Training-free and interpretable: No deep learning training is required; the decision map generation process is based on spike count comparison with clear physical meaning.
Extremely low energy consumption and real-time performance: Real-time fusion is achieved CPU-only (C++ 0.18s) at an energy cost of only \(10^{-5}\) J, suitable for edge deployment.
First theoretical analysis of its kind: This is the first work to study the neurodynamics of CNP systems, opening a new direction for the theoretical understanding of this class of models.

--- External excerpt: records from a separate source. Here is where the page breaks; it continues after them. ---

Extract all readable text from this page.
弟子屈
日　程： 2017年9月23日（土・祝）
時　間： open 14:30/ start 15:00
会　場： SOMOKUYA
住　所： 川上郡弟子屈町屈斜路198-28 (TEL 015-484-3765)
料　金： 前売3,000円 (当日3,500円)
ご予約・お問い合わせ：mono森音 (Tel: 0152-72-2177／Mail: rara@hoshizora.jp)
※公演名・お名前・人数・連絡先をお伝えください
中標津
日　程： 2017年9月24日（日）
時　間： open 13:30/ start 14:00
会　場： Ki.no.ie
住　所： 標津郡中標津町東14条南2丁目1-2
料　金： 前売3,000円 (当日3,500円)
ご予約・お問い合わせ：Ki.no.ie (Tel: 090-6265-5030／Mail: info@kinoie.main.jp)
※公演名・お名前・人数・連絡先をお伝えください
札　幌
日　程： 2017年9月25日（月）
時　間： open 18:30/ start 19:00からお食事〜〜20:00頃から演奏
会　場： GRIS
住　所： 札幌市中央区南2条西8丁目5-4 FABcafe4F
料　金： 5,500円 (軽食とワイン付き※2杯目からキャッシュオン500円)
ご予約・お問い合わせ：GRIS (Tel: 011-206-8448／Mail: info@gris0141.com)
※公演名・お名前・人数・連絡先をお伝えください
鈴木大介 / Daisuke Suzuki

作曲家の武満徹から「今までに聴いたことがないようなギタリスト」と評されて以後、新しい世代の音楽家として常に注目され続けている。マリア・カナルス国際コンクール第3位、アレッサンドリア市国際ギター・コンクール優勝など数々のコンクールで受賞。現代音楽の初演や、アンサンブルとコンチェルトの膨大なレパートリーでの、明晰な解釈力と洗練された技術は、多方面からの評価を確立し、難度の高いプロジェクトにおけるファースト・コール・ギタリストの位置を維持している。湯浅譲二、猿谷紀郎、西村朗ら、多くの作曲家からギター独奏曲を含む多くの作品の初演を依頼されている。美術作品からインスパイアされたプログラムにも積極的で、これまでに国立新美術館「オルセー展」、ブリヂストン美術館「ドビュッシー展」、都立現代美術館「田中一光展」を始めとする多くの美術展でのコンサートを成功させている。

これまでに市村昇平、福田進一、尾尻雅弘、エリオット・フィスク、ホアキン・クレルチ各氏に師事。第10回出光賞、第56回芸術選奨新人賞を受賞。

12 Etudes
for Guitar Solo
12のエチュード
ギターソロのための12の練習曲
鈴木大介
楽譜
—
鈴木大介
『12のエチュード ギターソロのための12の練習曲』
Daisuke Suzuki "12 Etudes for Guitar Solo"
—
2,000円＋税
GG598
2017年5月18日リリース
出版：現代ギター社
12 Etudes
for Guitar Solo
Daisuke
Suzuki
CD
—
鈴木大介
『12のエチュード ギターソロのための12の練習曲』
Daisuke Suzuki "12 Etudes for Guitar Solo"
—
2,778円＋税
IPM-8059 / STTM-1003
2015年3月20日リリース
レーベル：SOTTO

Limitations & Future Work¶

Numerical improvements are relatively modest; on some metrics, gains over PADCDTNP and DMANet are marginal.
The current method handles only the standard MFIF scenario with two input images; although the appendix extends to multiple images, the complexity analysis is insufficient.
The 110-iteration count is relatively large; it is worth exploring whether adaptive termination strategies could further accelerate inference.
SML preprocessing has limited capacity to handle low-contrast edges (e.g., on the MFFW dataset), preventing optimal SSIM performance.

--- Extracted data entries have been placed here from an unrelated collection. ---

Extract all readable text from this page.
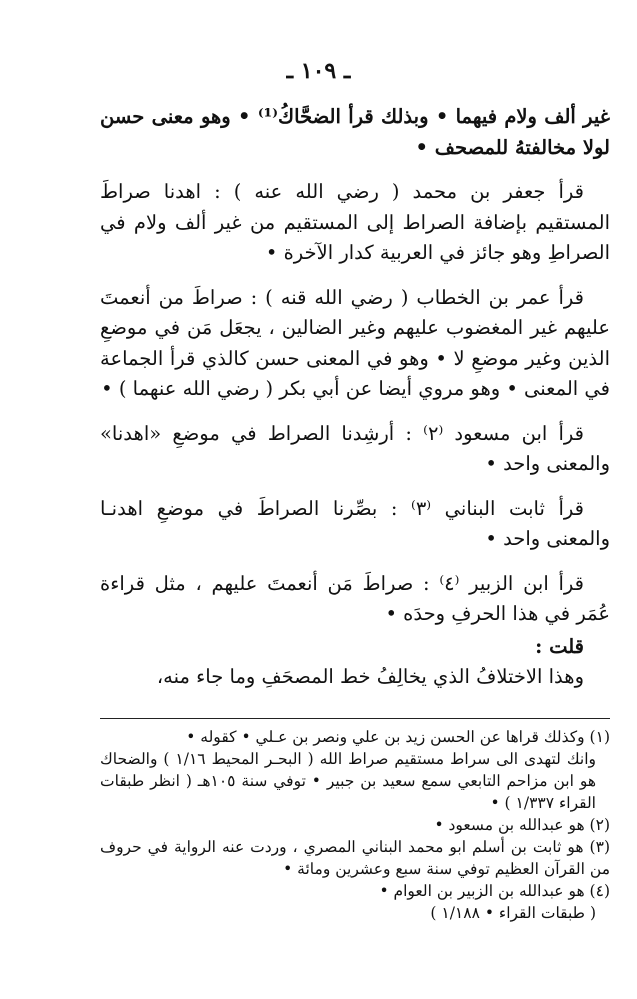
ـ ١٠٩ ـ

غير ألف ولام فيهما • وبذلك قرأ الضحَّاكُ⁽¹⁾ • وهو معنى حسن لولا مخالفتهُ للمصحف •

قرأ جعفر بن محمد ( رضي الله عنه ) : اهدنا صراطَ المستقيم بإضافة الصراط إلى المستقيم من غير ألف ولام في الصراطِ وهو جائز في العربية كدار الآخرة •

قرأ عمر بن الخطاب ( رضي الله قنه ) : صراطَ من أنعمتَ عليهم غير المغضوب عليهم وغير الضالين ، يجعَل مَن في موضعِ الذين وغير موضعِ لا • وهو في المعنى حسن كالذي قرأ الجماعة في المعنى • وهو مروي أيضا عن أبي بكر ( رضي الله عنهما ) •

قرأ ابن مسعود ⁽٢⁾ : أرشِدنا الصراط في موضعِ «اهدنا» والمعنى واحد •

قرأ ثابت البناني ⁽٣⁾ : بصِّرنا الصراطَ في موضعِ اهدنـا والمعنى واحد •

قرأ ابن الزبير ⁽٤⁾ : صراطَ مَن أنعمتَ عليهم ، مثل قراءة عُمَر في هذا الحرفِ وحدَه •

قلت :

وهذا الاختلافُ الذي يخالِفُ خط المصحَفِ وما جاء منه،

(١) وكذلك قراها عن الحسن زيد بن علي ونصر بن عـلي • كقوله •
وانك لتهدى الى سراط مستقيم صراط الله ( البحـر المحيط ١/١٦ ) والضحاك هو ابن مزاحم التابعي سمع سعيد بن جبير • توفي سنة ١٠٥هـ ( انظر طبقات القراء ١/٣٣٧ ) •
(٢) هو عبدالله بن مسعود •
(٣) هو ثابت بن أسلم ابو محمد البناني المصري ، وردت عنه الرواية في حروف من القرآن العظيم توفي سنة سبع وعشرين ومائة •
(٤) هو عبدالله بن الزبير بن العوام •
( طبقات القراء • ١/١٨٨ )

Relationship to DMANet/PADCDTNP: These methods similarly focus on decision map quality but rely on deep learning black boxes; ND-CNPFuse provides an interpretable alternative.
Relationship to prior CNP works: Prior works proposed CNP systems but relied heavily on manual parameter tuning; this paper resolves the parameter automation problem through dynamical analysis.
Insights: The spike count → focus estimation paradigm can be extended to other tasks requiring pixel-level decisions (e.g., saliency detection, depth estimation); the neurodynamical constraint analysis framework can be applied to other spiking neural network models.

Rating¶

Novelty: ⭐⭐⭐⭐ First to introduce neurodynamical analysis into CNP systems for image fusion, with solid theoretical contributions.
Experimental Thoroughness: ⭐⭐⭐⭐ Four datasets, nine comparison methods, six metrics, and comprehensive ablation studies.
Writing Quality: ⭐⭐⭐⭐ Theorem derivations are clear, illustrations are intuitive, and the overall structure is well-organized.
Value: ⭐⭐⭐ The fusion domain is relatively niche and numerical gains are limited, but the work establishes a new paradigm for interpretable fusion methods.